After the collapse of the lira, the Turkish Finance Minister reveals...

The Turkish Finance Minister revealed the new economic model set by the government, which is based on low interest rates, which coincides with the collapse Turkish lira currency to measurement levels.

The Federation of Banks in Turkey said today, Saturday, that Finance Minister Noureddin Nabati briefed the union, the Banking Regulatory and Supervision Authority and directors of government banks on the new economic model.

“Our banks will continue to use their resources to meet the financial needs of families and the real (transaction) sector within the free market mechanism,” the union added in a statement.

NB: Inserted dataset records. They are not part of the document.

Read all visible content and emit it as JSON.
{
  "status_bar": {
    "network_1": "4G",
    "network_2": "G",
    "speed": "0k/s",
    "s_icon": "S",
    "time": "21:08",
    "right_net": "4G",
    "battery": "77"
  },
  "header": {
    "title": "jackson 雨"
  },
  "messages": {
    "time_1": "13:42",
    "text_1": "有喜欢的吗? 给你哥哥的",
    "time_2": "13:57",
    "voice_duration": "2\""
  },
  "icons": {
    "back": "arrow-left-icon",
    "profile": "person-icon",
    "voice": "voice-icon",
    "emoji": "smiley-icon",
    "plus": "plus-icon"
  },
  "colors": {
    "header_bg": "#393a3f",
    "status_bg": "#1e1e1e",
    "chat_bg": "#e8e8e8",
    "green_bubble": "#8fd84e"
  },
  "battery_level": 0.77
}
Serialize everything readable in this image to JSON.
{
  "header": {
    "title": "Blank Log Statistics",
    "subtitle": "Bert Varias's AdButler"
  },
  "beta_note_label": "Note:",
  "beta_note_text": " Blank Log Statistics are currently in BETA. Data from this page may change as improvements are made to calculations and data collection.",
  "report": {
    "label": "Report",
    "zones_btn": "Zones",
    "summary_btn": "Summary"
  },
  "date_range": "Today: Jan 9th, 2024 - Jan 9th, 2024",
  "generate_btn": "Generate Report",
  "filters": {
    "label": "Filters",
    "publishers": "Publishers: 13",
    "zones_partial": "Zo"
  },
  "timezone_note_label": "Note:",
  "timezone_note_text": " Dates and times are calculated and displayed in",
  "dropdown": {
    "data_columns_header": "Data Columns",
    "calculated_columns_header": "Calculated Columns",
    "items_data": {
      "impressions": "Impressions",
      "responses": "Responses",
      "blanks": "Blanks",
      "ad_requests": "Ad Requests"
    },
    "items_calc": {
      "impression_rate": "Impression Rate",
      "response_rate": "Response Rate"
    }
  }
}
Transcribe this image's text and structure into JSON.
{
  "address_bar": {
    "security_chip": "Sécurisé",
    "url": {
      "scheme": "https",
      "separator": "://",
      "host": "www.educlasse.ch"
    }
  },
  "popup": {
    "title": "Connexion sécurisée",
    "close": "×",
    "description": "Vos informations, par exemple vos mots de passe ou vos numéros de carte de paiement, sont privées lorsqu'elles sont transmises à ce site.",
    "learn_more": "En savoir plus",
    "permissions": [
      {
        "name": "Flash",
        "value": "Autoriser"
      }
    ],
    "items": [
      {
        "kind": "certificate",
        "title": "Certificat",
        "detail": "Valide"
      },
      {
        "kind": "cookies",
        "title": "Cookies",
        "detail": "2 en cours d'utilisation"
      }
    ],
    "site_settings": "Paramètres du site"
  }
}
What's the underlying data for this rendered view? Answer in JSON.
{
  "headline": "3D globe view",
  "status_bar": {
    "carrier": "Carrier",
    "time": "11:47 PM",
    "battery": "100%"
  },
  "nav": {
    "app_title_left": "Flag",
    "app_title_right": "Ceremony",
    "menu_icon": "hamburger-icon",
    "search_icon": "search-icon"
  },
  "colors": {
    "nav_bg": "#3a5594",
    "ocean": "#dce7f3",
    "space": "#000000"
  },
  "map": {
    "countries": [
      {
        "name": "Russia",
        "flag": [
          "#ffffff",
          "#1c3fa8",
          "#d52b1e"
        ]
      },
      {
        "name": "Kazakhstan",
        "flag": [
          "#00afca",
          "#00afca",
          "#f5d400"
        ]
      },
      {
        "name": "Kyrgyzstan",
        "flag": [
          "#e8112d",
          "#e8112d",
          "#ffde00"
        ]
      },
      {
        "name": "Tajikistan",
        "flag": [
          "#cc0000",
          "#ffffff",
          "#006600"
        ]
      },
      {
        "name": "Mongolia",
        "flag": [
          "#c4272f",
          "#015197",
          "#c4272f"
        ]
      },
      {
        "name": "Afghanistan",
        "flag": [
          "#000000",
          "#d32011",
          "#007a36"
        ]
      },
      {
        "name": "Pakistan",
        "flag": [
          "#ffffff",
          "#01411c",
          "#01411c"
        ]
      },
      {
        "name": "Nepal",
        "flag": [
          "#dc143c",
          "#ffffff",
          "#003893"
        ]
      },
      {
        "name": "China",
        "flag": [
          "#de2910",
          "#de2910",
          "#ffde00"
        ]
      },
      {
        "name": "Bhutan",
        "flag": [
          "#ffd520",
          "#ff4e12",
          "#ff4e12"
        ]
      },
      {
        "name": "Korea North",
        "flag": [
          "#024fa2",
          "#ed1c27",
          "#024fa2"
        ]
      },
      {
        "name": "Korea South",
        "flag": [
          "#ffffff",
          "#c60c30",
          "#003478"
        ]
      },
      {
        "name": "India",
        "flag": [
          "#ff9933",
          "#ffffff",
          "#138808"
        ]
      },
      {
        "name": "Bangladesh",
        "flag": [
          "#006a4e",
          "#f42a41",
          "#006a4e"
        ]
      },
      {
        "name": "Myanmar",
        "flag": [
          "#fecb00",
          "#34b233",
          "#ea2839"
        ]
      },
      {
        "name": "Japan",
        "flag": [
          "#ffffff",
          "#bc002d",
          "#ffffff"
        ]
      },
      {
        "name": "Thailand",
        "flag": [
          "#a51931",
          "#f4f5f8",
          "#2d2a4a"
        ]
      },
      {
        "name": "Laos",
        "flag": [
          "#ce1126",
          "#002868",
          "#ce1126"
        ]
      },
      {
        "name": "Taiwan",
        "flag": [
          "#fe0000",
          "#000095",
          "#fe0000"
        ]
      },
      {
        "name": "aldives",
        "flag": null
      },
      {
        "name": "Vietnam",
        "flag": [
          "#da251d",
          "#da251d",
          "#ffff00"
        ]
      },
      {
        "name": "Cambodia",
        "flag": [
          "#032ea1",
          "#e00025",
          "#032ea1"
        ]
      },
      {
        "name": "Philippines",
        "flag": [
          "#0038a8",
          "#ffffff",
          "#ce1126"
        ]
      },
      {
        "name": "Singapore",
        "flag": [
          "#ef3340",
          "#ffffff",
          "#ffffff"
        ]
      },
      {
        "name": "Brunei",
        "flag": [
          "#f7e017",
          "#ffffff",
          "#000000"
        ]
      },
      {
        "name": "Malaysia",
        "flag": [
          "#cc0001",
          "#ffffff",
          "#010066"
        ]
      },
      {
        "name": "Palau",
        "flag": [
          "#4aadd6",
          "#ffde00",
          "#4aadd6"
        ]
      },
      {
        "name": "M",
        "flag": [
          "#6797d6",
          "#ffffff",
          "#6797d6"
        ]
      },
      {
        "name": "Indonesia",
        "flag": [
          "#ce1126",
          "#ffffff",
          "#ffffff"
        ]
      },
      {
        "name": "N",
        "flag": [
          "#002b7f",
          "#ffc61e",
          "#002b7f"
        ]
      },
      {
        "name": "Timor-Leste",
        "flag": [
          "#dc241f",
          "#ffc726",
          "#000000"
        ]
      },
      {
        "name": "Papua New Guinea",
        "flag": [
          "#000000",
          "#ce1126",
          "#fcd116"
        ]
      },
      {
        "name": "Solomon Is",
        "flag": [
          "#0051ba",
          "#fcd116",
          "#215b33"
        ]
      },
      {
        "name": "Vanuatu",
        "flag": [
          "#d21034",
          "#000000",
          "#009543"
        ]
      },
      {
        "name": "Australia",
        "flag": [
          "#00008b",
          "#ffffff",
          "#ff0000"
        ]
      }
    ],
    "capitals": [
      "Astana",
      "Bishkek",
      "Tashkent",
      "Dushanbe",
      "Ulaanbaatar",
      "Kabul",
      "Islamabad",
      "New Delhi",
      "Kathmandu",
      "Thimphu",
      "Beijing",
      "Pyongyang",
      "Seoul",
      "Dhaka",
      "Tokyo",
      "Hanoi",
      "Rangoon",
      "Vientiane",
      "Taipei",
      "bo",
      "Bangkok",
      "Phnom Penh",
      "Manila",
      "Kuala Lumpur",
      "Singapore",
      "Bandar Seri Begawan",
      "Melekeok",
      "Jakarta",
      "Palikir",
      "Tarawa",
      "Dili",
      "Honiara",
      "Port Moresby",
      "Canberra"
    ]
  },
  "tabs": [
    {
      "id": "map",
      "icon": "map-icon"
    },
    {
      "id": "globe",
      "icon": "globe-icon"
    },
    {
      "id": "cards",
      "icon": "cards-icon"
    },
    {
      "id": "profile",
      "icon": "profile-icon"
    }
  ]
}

The lira reached a new low of more than 17 pounds against the US dollar, yesterday, Friday, after fears escalated from an inflationary spiral caused by President Recep Tayyip Erdogan’s new policy in the face of high prices, but it returned to relatively higher levels, and recorded 16.41 pounds against the dollar, after the intervention of Turkish Central Bank.

Read also: Turkish Businessmen Association calls on “Erdogan” to abandon the failed economic model

The Minister of Finance’s statements come at a time when one of the largest Turkish business organizations called on the Turkish president – without mentioning his name – in order to abandon his current economic policies.

The Association of Independent Industrialists and Businessmen of Turkey (TUSIAD), said in a statement today that the recent market turmoil is evidence of the failure of the empirical model, and the association stressed that “the need to return to the generally accepted rules of economics is clear.”

The Turkish president believes that Turkey can free itself from dependence on foreign capital inflows, by abandoning old policies that prioritized higher interest rates and strong inflows, and believes that lower interest rates will limit consumer price growth.

And the Turkish Central Bank reduced the interest rate again, the last five, by one hundred basis points (1%), to fall to 14%.

Erdogan says that temporary fluctuations are the price to pay for Turkey’s economic “war of independence” against speculators and “lords” of international finance.